Doctor Zhivago in Russian

And Quiet Flows the Don by Mikhail Sholokhov

Sholokhov was the only author sympathising with the Soviet authorities who was awarded the Nobel Prize in Literature. The novel which gained him the recognition was And Quiet Flows the Don, describing the life of the Cossacks in the period of the Civil War. The novel was announced to be one of the most important novels of the 20th century. Many modern critics believed Sholokov plagiarised the novel, but his authorship was eventually proven without a doubt.

A page from the manuscript of Sholokhov’s And Quiet Flows the Don

One Day in Life of Ivan Denisovich by Alexander Solzhenitsyn

One Day in Life of Ivan Denisovich was the first published work of Alexander Solzhenitsyn, who received the Nobel Prize in Literature for the entirety of his work in 1970. It tells the story of one day in the life of an inmate in a Soviet forced labour camp. The publication of the story in the journal ‘Novyi Mir’ was the very first case of an open distribution of an account of the Stalinist repressions.

American edition of One Day in the Life of Ivan Denisovich

The Gulag Archipelago by Alexander Solzhenitsyn

The Gulag Archipelago is Solzhenitsyn’s most important and most monumental work. It depicts in detail the life in a Soviet penal colony. Solzhenitsyn based the novel not only on his own first-hand experience of the camps, but also on thorough research.

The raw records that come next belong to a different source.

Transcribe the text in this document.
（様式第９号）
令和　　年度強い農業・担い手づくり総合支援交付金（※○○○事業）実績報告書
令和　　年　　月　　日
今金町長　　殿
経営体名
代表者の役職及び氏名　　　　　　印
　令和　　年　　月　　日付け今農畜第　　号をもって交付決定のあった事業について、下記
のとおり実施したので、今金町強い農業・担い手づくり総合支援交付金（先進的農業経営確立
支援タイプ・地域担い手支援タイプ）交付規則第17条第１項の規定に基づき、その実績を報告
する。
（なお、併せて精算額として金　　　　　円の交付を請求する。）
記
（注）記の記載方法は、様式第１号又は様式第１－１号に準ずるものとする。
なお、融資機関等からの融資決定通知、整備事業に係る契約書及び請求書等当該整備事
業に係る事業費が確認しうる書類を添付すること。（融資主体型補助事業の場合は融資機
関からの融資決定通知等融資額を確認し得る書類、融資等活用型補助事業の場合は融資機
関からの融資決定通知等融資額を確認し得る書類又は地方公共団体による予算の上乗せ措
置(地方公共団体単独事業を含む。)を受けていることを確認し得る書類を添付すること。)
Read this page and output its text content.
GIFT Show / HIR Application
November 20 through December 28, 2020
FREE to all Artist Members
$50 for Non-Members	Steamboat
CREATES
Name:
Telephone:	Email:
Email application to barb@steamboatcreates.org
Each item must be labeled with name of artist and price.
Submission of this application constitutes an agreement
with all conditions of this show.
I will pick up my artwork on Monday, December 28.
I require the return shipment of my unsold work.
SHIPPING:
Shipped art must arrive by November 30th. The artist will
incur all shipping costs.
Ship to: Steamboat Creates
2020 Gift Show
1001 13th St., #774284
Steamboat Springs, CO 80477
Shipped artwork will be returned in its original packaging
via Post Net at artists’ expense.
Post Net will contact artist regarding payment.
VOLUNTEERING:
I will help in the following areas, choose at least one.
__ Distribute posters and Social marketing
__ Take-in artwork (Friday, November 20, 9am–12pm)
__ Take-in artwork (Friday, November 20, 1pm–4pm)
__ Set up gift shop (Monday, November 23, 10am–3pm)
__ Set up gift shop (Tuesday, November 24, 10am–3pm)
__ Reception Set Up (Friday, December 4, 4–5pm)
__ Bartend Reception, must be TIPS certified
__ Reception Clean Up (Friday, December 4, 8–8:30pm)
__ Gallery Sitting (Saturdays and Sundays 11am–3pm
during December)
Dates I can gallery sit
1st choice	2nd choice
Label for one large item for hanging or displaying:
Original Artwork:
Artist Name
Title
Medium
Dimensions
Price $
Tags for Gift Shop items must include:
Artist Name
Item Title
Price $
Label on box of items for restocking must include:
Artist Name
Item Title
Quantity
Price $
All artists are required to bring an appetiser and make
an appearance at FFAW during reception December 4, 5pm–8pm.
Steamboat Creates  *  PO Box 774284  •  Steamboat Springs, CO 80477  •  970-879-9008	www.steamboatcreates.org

The first edition of The Gulag Archipelago

In the First Circle by Alexander Solzhenitsyn

In the First Circle is a novel which depicts a very specific kind of forced labour camps: the camps for intellectuals and engineers, who were forced to employ their talents to serve the needs of the Soviet empire. The conditions in those camps were thought to be significantly better than in others, hence why inmates referred to them as ‘the first circle’, by way of analogy to the first circle of hell in Dante’s Divine Comedy. In the First Circle draws an even fuller picture of the reality of Soviet forced labour camps.